2. Joko runs. In Indonesia, after much hand-wringing and suspense, the charismatic Jakarta Governor Joko Widodo — known often as "Jokowi" — enters the race for President, after receiving the blessing of former President and Indonesian Democratic Party (PDI) leader Megawati Sukarnoputri.
3. Joko wins. In the end it isn't even close. Jokowi captures a larger share of the vote than any President since the last years of Suharto.
4. In Afghanistan, peace wins. Meaning — no prediction here on a winner to take the place of longtime President Hamid Karzai, but the vote that ushers in the post-Karzai era passes, mercifully, with far less violence than had been anticipated.
5. Still in Afghanistan, a good year for the Afghan National Army (ANA). After the vote and as the ISAF mandate winds down (all combat forces will be out by the end of 2014), the Taliban wage fresh campaigns against the new government but fail to do serious harm, or to take significant territory.
6. China. While economic and security issues fill Xi Jinping's crowded in-box, the Year of the Horse brings unprecedented public anger over something else: the unrelenting and increasingly nasty quality of the air in major cities. (Also in 2014, China reaches the unpleasant milestone of doubling the levels of U.S. carbon emissions.)
7. On the subject of protest, remember the phrase "Occupy Central." That's the banner under which a pro-democracy movement will take to the streets in Hong Kong in July, leading to some of the largest protests in Hong Kong's main business district since the 1997 handover.
8. Iran deal. Despite all the obstacles and all the cynicism and all the opposition from Washington to Tehran, the U.S. and Iran and other nations arrive at a more comprehensive deal on the nuclear front. This one fuels even more criticism than the 2013 interim agreement, but the parties sign it with considerable fanfare at Geneva. Israeli officials simmer.
9. A handshake at the UN. In the wake of the above item, and in the spirit of the U.S.-Iranian thaw, Presidents Obama and Rouhani shake hands on the sidelines of the U.N. General Assembly meetings in New York in September. It is the first time leaders of the two nations have done so in 35 years.
10. For China and Japan, no war and no peace. Having declared their dueling air defense zones, these two Asia powerhouses trade ever-hotter rhetoric and have several small-scale but dangerous run-ins near the disputed Senkaku/Diayu Islands. None of these run-ins lead to casualties.
11. China's tough talk and behavior in this area manages to mellow the enmity between Japan and Korea. A northeast Asian version of the enemy of my enemy is my friend…
12. In North Korea, even Dennis Rodman tires of the regime’s hard line. No more basketball friendship tours with Kim Jong Un.

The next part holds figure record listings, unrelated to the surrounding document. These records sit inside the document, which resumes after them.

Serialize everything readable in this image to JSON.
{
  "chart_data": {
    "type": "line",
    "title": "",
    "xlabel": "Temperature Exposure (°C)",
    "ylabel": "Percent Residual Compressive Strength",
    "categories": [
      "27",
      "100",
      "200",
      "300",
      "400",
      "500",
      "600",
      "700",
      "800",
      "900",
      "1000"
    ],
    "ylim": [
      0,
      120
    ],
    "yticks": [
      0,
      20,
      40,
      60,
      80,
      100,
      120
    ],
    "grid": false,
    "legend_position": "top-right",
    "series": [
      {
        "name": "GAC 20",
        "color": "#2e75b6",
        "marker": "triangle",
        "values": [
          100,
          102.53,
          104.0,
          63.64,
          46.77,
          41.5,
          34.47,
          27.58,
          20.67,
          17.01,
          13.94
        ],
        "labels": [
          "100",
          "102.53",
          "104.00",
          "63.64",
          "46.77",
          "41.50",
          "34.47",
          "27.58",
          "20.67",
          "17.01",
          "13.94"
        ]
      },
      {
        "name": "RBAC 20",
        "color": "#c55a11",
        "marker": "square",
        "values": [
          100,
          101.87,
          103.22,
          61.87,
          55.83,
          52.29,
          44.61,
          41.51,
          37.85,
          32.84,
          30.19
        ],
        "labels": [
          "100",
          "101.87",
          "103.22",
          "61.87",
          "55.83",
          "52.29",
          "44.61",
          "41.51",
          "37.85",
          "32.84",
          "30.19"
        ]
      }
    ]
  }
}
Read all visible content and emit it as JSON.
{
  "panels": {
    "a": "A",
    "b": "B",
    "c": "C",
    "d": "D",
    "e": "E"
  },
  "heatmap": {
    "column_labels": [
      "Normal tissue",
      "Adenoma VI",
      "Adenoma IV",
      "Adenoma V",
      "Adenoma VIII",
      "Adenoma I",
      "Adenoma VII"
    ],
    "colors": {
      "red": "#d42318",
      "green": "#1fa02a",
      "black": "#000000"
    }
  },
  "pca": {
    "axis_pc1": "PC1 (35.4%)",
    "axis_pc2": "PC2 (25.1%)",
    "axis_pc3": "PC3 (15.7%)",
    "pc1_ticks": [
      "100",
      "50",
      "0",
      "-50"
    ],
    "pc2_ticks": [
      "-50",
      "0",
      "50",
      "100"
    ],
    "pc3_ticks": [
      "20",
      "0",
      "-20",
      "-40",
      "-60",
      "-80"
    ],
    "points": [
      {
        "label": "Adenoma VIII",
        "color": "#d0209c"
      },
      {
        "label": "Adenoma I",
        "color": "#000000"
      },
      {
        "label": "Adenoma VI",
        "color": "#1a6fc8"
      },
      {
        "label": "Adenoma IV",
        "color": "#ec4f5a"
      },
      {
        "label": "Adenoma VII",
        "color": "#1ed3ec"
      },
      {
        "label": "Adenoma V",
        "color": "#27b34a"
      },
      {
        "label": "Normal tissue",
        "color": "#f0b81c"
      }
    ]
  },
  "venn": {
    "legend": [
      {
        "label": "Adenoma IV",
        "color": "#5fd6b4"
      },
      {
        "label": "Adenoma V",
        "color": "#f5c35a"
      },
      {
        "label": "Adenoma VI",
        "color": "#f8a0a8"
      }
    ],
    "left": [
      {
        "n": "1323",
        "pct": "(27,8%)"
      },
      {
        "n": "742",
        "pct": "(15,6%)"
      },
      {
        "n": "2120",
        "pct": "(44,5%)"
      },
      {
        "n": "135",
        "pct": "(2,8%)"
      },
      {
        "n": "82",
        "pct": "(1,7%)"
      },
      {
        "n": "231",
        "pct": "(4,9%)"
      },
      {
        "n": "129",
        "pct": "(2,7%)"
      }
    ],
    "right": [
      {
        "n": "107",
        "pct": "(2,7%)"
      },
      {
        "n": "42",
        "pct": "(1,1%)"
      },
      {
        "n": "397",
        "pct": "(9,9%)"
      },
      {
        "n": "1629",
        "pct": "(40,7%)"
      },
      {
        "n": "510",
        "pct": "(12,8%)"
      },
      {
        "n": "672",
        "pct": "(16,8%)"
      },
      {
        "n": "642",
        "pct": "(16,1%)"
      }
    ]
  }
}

13. World Cup fever, Tokyo edition. Helped by a relatively easy draw (a bracket shared with Greece, Ivory Coast, and Colombia), Japan advances through the first round of the World Cup in Brazil. Much is made of the fact that Japan gets through while the U.S. does not (the U.S. suffers in part thanks to a brutal bracket — with Germany, Portugal and Ghana).
14. The coming year will see a rise in cooperation between Hollywood studios and a growing number of Chinese partners. Together they are trying hard to make movies that might take advantage of one of Beijing's most visible state-controlled market experiments — the gradual opening of the commercial media sector. But we predict this increased Hollywood-China partnership will turn a blind eye to China's censors. This secretive board of men and women will continue to deny groundbreaking Chinese filmmakers such Jia Zhangke the ability to show their films to their own countrymen. Meanwhile, Hollywood studios will concede to making changes to their films to appease China's censors and access the market, thereby making it harder for Chinese filmmakers to fight against censorship.